Четыре месяца темноты - Павел Владимирович Волчик
Шрифт:
Интервал:
Закладка:
Паркетный пол оказался перед самым лицом, и мальчик больно ударился бровью и локтем.
Кто-то поставил ему подножку. Неужели кто-то третий?
Илья обернулся и сразу все понял. Весь этот спектакль задумал его старый знакомый – парень с лошадиной ухмылкой. В предыдущей школе они учились примерно одинаково, а когда их одновременно перевели в новую, Илья существенно повысил свою успеваемость, особенно по математике. Старый знакомый Кротова с явным удовольствием глядел, как мальчик пытается подняться…
«Меня окружили звери, – думал Илья, затравленно озираясь по сторонам, – кабаны, павлины, лошади».

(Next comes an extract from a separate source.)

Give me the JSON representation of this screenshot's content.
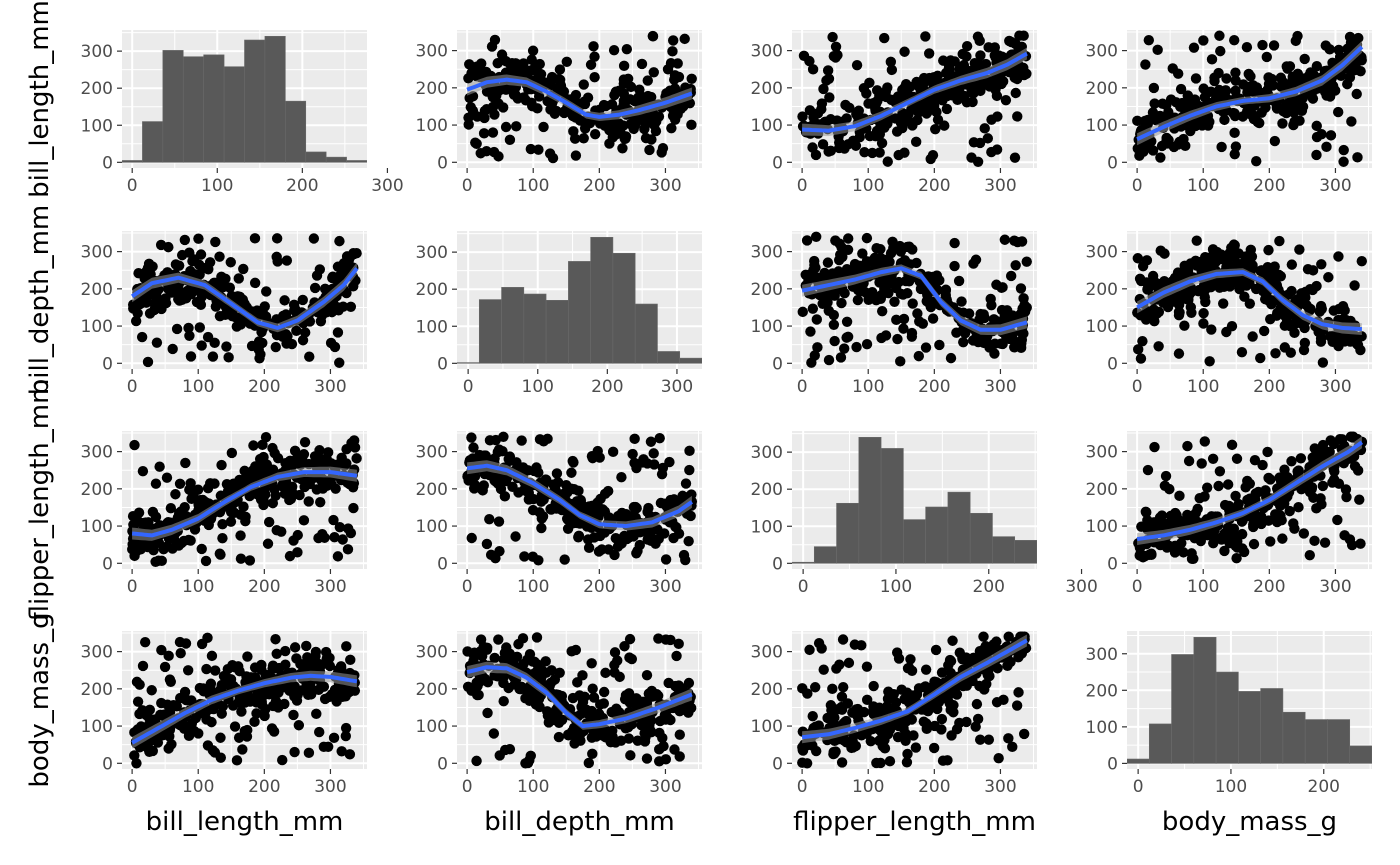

Он слишком хорошо играл в шахматы – одна фигура ничего не может сделать против трех, но обида была так сильна…
Как в бреду Илья, изловчившись, оперся на руки и неистово размахнулся ногой. Краем глаза он успел увидеть словно высеченное из камня лицо Монгола. Кротов промахнулся, и его ступня угодила третьему врагу не в голову, а в живот. Удар получился не таким сильным, как хотелось бы, а поскольку спорт, если не считать шахмат, всегда давался мальчику плохо, – вообще не мог причинить боли. Но лошадиная ухмылка тут же исчезла с лица его старого знакомого: видимо, он не ожидал от Кротова такой прыти. Схватившись за живот, он пошатнулся и молча отошел в сторону.
Илью совсем покинули силы. Он застыл на полу, мучаясь оттого, что замешан в таком низком деле. Ему было обидно и горько. Коренастая фигура старика высилась над ним, лицо его не выражало ни злобы, ни осуждения, лишь глубокую печаль. И это было хуже всего.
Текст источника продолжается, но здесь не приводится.